The young artists class of 2019 

Mandla Mlangeni is a jazz trumpeter and composer who has become a popular fixture on local and international stages since being selected for the Standard Bank National Youth Jazz Band in 2006. A gifted bandleader, Mlangeni has carved out a name for himself with various bands and ensembles, including the Amandla Freedom Ensemble, with which he has released two albums.

Mandla Mlangeni
Mandla Mlangeni
Kitty Phetla
Kitty Phetla

Kitty Phetla is the principal dancer and choreographer at Joburg Ballet.  She has toured and performed extensively on stages across the globe. A career highlight was dancing The Dying Swan solo for Nelson Mandela and the Dutch royal family, but one of her most noteworthy recent performances was her Queen Modjadji-inspired Rain Dance for Cape Townin situ at the then-parched Theewaterskloof Dam.

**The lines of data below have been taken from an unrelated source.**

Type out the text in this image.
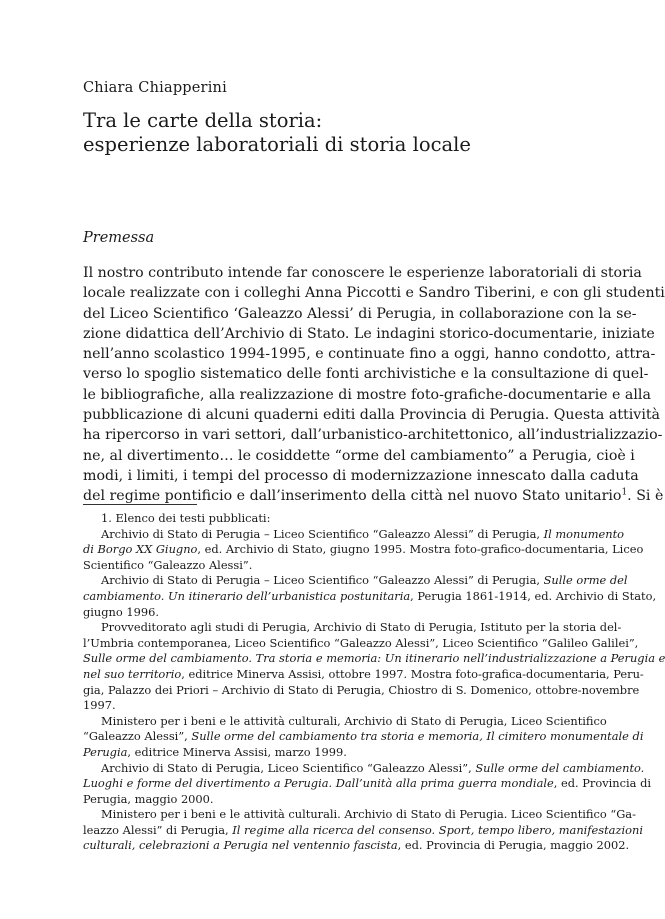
Chiara Chiapperini
Tra le carte della storia:
esperienze laboratoriali di storia locale
Premessa
Il nostro contributo intende far conoscere le esperienze laboratoriali di storia
locale realizzate con i colleghi Anna Piccotti e Sandro Tiberini, e con gli studenti
del Liceo Scientifico ‘Galeazzo Alessi’ di Perugia, in collaborazione con la se-
zione didattica dell’Archivio di Stato. Le indagini storico-documentarie, iniziate
nell’anno scolastico 1994-1995, e continuate fino a oggi, hanno condotto, attra-
verso lo spoglio sistematico delle fonti archivistiche e la consultazione di quel-
le bibliografiche, alla realizzazione di mostre foto-grafiche-documentarie e alla
pubblicazione di alcuni quaderni editi dalla Provincia di Perugia. Questa attività
ha ripercorso in vari settori, dall’urbanistico-architettonico, all’industrializzazio-
ne, al divertimento… le cosiddette “orme del cambiamento” a Perugia, cioè i
modi, i limiti, i tempi del processo di modernizzazione innescato dalla caduta
del regime pontificio e dall’inserimento della città nel nuovo Stato unitario$^1$. Si è
1. Elenco dei testi pubblicati:
Archivio di Stato di Perugia – Liceo Scientifico “Galeazzo Alessi” di Perugia, Il monumento
di Borgo XX Giugno, ed. Archivio di Stato, giugno 1995. Mostra foto-grafico-documentaria, Liceo
Scientifico “Galeazzo Alessi”.
Archivio di Stato di Perugia – Liceo Scientifico “Galeazzo Alessi” di Perugia, Sulle orme del
cambiamento. Un itinerario dell’urbanistica postunitaria, Perugia 1861-1914, ed. Archivio di Stato,
giugno 1996.
Provveditorato agli studi di Perugia, Archivio di Stato di Perugia, Istituto per la storia del-
l’Umbria contemporanea, Liceo Scientifico “Galeazzo Alessi”, Liceo Scientifico “Galileo Galilei”,
Sulle orme del cambiamento. Tra storia e memoria: Un itinerario nell’industrializzazione a Perugia e
nel suo territorio, editrice Minerva Assisi, ottobre 1997. Mostra foto-grafica-documentaria, Peru-
gia, Palazzo dei Priori – Archivio di Stato di Perugia, Chiostro di S. Domenico, ottobre-novembre
1997.
Ministero per i beni e le attività culturali, Archivio di Stato di Perugia, Liceo Scientifico
“Galeazzo Alessi”, Sulle orme del cambiamento tra storia e memoria, Il cimitero monumentale di
Perugia, editrice Minerva Assisi, marzo 1999.
Archivio di Stato di Perugia, Liceo Scientifico “Galeazzo Alessi”, Sulle orme del cambiamento.
Luoghi e forme del divertimento a Perugia. Dall’unità alla prima guerra mondiale, ed. Provincia di
Perugia, maggio 2000.
Ministero per i beni e le attività culturali. Archivio di Stato di Perugia. Liceo Scientifico “Ga-
leazzo Alessi” di Perugia, Il regime alla ricerca del consenso. Sport, tempo libero, manifestazioni
culturali, celebrazioni a Perugia nel ventennio fascista, ed. Provincia di Perugia, maggio 2002.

Megan-Geoffrey Prins is a pianist whose prodigious talent was evident early on – he had performed with all South Africa’s major orchestras by the age of 14. Today, while studying for his doctorate in music in Cleveland, he traverses the world as a solo performer and chamber musician, often returning home for concerts, teaching engagements and community outreach initiatives.

Megan-Geoffrey Prins
Megan-Geoffrey Prins
Amy Jephta
Amy Jephta

Amy Jephta is a playwright who has also built a reputation as a filmmaker, activist, and academic. A champion of theatre by and for women, she has been a driving force in local and global initiatives promoting opportunities for women playwrights. Aside from her theatre work, she wrote the script for the film Ellen – The Ellen Pakkies Story and is editing a collection of plays by African women.

Gabrielle Goliath is a multidisciplinary artist who is known for sensitively negotiating complex social concerns in her work, particularly relating to gender-based and sexual violence. Among this PhD candidate’s long-term performance projects is her Elegy series, where each iteration marks the absence of a woman or LGBTQI+ individual who has been raped and killed in South Africa.

National Arts Festival executive producer Ashraf Johaardien notes: “There are so many young South Africans producing incredible, important work that every year the festival’s artistic advisory committee has its work cut out when deliberating on who should win. Foremost in the committee members’ minds is how these creative upstarts have already seized the baton and taken the initiative to produce outstanding work – we are simply giving them an additional platform and the enhanced profile to reach even greater heights.”

“For almost 40 years, the SBYA recipients have produced work that captures the zeitgeist, sometimes at the risk of incurring the ire of political or corporate power elites. They upset apple carts. They are bold and unapologetic in their creativity, as they train their gaze on making sense of the here and now. They are the artistic conscience of our times, and what they reflect and refract through their lenses has the power to ignite conversations and shift perceptions, to provoke and to entertain. As we celebrate 45 years of NAF next year in the newly renamed Makhanda, we look forward to the fresh and bold insights that the 2019 crop of SBYA winners will bring,” adds Johaardien.